Victory’s allegations may make Spotify look like the bad guy, but the reality of the digital music industry is that figuring out how much a company like Spotify has to pay in royalties — and to whom — is not as simple as it sounds.

An audio recording of a song, for example, is typically owned by a record company, as a result of a contract with the artist who performs it. As a result, most streaming royalties flow to record companies, who then pay the artists involved. But whoever wrote the songs — who may or may not be the same artist that performed it — is also due a share of the royalties, as is the original publisher. These are known as “mechanical” royalties.

In most cases, however, songs uploaded to streaming services don’t include the original songwriter or publisher in the “metadata” that gets bundled with the music. That makes it difficult for services like Spotify to know who they are supposed to pay, which is why there are firms like Audiam that specialize in tracking down missing payments.
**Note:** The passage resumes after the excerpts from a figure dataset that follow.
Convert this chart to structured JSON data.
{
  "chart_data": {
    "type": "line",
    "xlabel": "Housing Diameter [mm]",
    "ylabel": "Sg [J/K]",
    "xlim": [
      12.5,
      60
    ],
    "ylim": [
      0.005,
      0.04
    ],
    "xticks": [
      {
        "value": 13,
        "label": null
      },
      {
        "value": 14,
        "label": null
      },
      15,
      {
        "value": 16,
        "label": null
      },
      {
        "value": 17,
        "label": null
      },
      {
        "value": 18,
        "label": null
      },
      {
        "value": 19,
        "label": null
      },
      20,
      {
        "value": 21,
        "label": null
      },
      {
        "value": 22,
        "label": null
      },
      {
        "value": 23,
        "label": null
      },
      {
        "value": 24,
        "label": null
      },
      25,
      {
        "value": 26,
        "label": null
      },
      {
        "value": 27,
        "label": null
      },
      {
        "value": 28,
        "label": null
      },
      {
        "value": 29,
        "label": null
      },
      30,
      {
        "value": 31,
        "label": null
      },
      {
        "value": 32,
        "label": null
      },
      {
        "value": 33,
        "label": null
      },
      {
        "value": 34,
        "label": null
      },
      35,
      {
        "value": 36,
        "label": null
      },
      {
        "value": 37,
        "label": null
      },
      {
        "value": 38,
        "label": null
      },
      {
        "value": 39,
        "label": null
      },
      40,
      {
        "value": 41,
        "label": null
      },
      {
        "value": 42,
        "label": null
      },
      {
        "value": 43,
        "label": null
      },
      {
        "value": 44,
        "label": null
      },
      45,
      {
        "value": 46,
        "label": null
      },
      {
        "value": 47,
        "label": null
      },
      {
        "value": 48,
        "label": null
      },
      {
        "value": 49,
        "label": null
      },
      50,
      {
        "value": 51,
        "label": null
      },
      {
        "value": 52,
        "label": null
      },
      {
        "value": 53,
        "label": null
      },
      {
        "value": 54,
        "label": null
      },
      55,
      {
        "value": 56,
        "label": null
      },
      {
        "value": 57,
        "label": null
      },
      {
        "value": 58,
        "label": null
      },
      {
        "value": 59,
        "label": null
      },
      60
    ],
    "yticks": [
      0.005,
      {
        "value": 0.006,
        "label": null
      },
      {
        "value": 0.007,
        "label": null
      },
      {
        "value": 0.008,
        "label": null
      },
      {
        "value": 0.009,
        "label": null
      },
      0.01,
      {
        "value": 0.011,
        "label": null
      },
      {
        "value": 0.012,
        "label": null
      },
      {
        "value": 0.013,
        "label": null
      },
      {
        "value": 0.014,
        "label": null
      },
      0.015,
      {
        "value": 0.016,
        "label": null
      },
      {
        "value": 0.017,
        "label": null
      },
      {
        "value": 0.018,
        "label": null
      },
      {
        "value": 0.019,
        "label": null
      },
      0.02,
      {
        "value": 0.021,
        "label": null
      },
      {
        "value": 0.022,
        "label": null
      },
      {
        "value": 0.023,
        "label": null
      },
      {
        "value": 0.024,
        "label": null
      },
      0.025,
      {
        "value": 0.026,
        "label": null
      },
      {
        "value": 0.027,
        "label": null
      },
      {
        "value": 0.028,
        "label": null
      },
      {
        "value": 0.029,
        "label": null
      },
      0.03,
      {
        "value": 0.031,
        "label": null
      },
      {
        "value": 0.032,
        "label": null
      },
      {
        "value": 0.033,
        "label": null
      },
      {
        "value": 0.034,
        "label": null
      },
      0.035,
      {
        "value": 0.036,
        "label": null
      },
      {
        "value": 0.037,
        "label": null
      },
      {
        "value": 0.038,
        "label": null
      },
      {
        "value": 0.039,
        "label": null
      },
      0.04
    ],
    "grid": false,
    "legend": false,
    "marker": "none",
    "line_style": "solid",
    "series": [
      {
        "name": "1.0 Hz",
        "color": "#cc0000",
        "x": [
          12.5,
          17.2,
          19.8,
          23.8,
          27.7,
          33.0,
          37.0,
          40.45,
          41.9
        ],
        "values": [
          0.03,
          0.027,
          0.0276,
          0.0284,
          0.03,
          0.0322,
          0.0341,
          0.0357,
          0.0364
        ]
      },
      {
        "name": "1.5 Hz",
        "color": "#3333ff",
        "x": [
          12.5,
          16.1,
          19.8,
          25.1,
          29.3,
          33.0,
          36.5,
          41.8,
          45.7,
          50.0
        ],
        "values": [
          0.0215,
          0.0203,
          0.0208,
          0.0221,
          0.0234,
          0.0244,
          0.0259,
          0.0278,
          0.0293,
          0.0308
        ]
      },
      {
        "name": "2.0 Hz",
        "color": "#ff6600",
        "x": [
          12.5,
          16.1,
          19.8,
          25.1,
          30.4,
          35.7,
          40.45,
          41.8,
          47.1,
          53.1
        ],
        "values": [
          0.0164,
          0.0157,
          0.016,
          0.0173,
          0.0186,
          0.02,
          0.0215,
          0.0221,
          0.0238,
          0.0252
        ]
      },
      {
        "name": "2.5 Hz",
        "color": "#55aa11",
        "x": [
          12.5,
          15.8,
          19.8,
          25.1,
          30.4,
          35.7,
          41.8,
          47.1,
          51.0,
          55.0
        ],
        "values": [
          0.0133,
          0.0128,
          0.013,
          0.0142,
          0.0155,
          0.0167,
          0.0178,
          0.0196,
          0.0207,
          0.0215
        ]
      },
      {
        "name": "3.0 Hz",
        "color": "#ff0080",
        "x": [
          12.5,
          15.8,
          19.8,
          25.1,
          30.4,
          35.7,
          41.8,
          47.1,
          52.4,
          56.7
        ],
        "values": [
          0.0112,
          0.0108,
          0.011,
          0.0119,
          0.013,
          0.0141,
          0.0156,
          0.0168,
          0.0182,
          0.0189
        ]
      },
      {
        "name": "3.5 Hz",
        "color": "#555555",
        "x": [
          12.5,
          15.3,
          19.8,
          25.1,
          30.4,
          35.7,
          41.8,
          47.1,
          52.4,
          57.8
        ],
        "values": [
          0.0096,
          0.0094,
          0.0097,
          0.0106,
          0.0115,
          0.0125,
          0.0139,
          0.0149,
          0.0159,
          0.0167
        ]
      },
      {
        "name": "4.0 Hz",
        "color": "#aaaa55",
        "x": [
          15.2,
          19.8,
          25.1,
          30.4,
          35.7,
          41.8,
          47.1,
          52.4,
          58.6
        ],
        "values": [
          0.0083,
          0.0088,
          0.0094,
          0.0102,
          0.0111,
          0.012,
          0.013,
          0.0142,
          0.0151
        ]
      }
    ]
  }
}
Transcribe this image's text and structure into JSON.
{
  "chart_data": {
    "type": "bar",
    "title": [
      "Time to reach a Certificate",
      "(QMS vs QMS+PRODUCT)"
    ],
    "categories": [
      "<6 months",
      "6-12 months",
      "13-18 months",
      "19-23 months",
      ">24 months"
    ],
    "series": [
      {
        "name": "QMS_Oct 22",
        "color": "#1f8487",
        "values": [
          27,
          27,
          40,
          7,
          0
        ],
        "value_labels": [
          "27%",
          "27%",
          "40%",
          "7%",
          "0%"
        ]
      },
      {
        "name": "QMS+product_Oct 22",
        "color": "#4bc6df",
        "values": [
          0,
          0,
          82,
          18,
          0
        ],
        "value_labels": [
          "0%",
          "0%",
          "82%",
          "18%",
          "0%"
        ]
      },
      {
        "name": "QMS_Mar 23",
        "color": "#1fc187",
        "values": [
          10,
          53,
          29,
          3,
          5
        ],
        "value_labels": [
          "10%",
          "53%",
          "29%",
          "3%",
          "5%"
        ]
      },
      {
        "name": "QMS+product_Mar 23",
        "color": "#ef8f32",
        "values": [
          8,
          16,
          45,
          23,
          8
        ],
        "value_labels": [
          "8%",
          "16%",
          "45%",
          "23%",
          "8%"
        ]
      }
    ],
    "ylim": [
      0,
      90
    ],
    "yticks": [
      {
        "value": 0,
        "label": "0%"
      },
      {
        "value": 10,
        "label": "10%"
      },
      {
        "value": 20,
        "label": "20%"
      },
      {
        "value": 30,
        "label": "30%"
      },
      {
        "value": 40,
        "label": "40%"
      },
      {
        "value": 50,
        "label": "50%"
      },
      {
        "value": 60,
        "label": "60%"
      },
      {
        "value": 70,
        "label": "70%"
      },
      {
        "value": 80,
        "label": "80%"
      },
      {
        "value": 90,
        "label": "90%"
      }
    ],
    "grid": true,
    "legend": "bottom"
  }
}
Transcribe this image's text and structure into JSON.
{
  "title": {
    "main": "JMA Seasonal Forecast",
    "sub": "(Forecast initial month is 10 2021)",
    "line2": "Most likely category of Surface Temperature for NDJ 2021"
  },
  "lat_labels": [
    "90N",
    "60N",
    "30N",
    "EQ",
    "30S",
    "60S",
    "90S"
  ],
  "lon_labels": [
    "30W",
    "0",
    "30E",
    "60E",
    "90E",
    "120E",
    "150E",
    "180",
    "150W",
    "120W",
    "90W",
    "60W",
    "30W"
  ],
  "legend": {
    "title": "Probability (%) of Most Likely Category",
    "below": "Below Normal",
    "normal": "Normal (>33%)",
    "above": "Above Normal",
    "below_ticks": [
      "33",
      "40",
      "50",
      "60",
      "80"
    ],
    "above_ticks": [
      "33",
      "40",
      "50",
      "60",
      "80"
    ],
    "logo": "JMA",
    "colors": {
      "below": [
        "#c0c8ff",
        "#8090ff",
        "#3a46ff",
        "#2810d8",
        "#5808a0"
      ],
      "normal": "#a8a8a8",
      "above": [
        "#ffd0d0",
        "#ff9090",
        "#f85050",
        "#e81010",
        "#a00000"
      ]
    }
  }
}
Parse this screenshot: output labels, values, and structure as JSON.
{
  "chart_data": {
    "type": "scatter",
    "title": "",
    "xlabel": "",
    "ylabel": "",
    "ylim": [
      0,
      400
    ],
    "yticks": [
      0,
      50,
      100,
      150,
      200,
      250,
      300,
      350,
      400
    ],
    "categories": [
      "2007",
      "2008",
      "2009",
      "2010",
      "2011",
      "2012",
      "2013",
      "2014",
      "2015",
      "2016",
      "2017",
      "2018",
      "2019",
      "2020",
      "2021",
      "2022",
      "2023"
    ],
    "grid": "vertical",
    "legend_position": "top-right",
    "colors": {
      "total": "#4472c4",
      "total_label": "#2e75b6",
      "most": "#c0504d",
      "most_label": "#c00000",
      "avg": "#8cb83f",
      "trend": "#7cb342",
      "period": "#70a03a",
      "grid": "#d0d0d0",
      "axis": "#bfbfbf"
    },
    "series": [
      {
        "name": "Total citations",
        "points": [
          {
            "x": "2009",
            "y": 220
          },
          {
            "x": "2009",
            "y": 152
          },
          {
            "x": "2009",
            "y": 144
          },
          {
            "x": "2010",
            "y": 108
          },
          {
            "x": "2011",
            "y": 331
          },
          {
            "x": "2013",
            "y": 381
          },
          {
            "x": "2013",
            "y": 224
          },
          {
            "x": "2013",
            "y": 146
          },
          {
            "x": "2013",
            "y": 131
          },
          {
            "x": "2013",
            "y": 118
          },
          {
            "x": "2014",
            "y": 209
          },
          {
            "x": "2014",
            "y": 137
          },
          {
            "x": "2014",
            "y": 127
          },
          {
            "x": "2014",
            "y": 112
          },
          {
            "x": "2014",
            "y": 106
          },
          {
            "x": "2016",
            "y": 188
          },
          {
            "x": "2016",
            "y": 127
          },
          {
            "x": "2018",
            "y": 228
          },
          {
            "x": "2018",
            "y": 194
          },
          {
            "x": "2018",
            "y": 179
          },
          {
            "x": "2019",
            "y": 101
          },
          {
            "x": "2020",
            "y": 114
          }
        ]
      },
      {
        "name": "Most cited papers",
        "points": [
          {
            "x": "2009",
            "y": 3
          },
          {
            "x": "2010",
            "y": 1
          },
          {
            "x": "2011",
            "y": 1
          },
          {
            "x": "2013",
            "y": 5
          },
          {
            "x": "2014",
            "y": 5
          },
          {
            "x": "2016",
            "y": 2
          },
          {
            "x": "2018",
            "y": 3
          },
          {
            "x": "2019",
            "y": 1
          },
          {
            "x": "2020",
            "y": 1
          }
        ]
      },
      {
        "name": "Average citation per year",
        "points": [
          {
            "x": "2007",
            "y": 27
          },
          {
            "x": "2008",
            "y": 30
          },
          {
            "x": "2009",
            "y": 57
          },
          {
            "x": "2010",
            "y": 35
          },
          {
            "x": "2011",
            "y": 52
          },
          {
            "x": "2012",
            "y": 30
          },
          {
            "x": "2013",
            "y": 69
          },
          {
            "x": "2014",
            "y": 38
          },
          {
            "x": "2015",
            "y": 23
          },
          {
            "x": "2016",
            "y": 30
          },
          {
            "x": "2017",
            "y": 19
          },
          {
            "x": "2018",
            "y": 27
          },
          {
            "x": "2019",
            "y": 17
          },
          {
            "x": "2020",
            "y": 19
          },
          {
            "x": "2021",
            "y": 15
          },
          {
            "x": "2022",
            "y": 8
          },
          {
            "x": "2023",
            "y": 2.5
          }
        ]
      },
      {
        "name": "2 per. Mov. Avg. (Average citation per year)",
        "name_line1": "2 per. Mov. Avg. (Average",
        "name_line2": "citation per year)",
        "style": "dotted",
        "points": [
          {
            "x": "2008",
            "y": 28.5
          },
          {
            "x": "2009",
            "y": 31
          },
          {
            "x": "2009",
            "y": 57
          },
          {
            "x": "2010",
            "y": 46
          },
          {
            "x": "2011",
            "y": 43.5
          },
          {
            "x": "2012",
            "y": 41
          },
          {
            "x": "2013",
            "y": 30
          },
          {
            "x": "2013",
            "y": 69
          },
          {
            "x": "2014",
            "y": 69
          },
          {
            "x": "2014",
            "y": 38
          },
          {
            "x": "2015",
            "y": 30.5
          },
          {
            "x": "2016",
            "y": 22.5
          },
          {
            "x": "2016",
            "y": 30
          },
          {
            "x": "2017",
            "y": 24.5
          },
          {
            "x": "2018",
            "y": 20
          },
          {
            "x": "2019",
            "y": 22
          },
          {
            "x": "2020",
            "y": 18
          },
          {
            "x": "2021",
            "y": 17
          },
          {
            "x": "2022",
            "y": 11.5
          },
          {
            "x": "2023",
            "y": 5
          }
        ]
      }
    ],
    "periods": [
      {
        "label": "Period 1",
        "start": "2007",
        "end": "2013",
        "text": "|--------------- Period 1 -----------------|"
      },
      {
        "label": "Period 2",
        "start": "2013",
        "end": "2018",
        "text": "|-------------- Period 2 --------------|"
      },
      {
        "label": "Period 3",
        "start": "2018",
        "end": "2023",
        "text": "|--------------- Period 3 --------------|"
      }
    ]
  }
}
Audiam says that it has provided Spotify with detailed Excel spreadsheets and other documents that show which songs have been streamed and which the service has failed to pay mechanical and other licensing fees for.

Music services like Spotify and recording industry groups have repeatedly called for some kind of co-ordinated effort to centralize the process of royalty licensing, but it remains an elusive goal, in part because of industry infighting and the number of separate players involved. But until that gets sorted out, Spotify and others will make a convenient scapegoat for both musicians and publishers.